Of course, the phrase “without respect of persons” has a double meaning, one which is arguably a central component of the rule of law and one of which is critical. The irony Whitman notes is that continental systems have “respect of persons” in both respects, treating prisoners with much more dignity, but also sentencing prisoners in a much more individualized and arbitrary fashion than the U.S.. Whitman argues that this is largely the result of Europe’s feudal roots; essentially, Europe has tried to “level up” by giving most prisoners the high status treatment that was once the privilege of the ruling class, while the U.S. hasn’t had the same impulse; while the U.S. has some high status prisons, it’s never been compelled to extend that treatment to all. I don’t agree with all aspects of his argument, and of course the differences are relativistic and not absolute, but I think it’s a useful way of looking at the difference.
To the extent that Whitman is right, I hope there’s not a causal connection, because my own preference would be to marry the Anglo-American style rule of law with the contienental treatment of prisoners and relative disinclination to criminalize non-violent offenses. While of course some discretion is inevitable, and eliminating judicial discretion isn’t often a good idea because it just passes the discretion to less accountable prosecutors, I think that for the most part people who commit similar offenses should get similar punishments, and individualized treatment tends to exacerbate racial and class inequities.

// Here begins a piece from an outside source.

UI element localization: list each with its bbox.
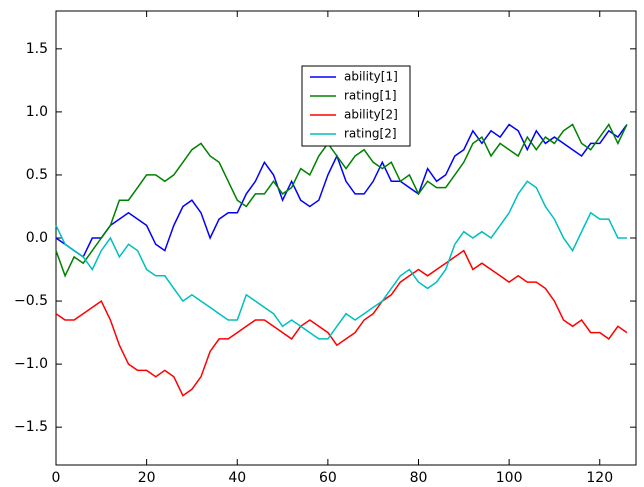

Which brings us to the death penalty. One of the things that marks the attempt to rationalize sentencing in the United States is that executive clemency for condemned prisoners has declined drastically, even as executions have become much less common. Generally, governors in the post-1976 era have used clemency only in rare cases where there’s some doubt about the justice of the sentence. And, frankly, I think that this is right. While I despise George Bush’s unserious attitude about the death penalty, on the narrow issue of whether he should have granted clemency to Karla Faye Tucker, frankly his position is (even if it would have never occurred to him) more defensible than that of conservative death penalty advocates who wanted to pardon her. If we’re going to have the death penalty, then we should be willing to execute attractive Christian white women too. I strongly support clemency in cases, like Cory Maye, where the death penalty is clearly unjust even under a state law that authorizes it. But, honestly, I don’t find Williams’ case, or any case for clemency based on changes a person has made after committing the relevant crime(s), very compelling. These factors are meaningful for parole, but when it comes to the ultimate penalty, it’s just too arbitrary. It’s good that Williams has changed so much in prison, but I can’t justify sparing him while people who committed less brutal crimes will be executed just because they’re less articulate.
None of this is to say, of course, that I’m not strongly opposed to the execution of Tookie Williams, for the reasons that Randy (and Thurgood Marshall) state. But if we’re uncomfortable about executing him, the lesson should be to oppose the death penalty for everyone, rather than arbitrarily saving a few people based on factors that ultimately have little or nothing to do with fundamental justice. If I were a governor, I would grant Williams clemency, but only as part of a blanket refusal to sign off on any execution.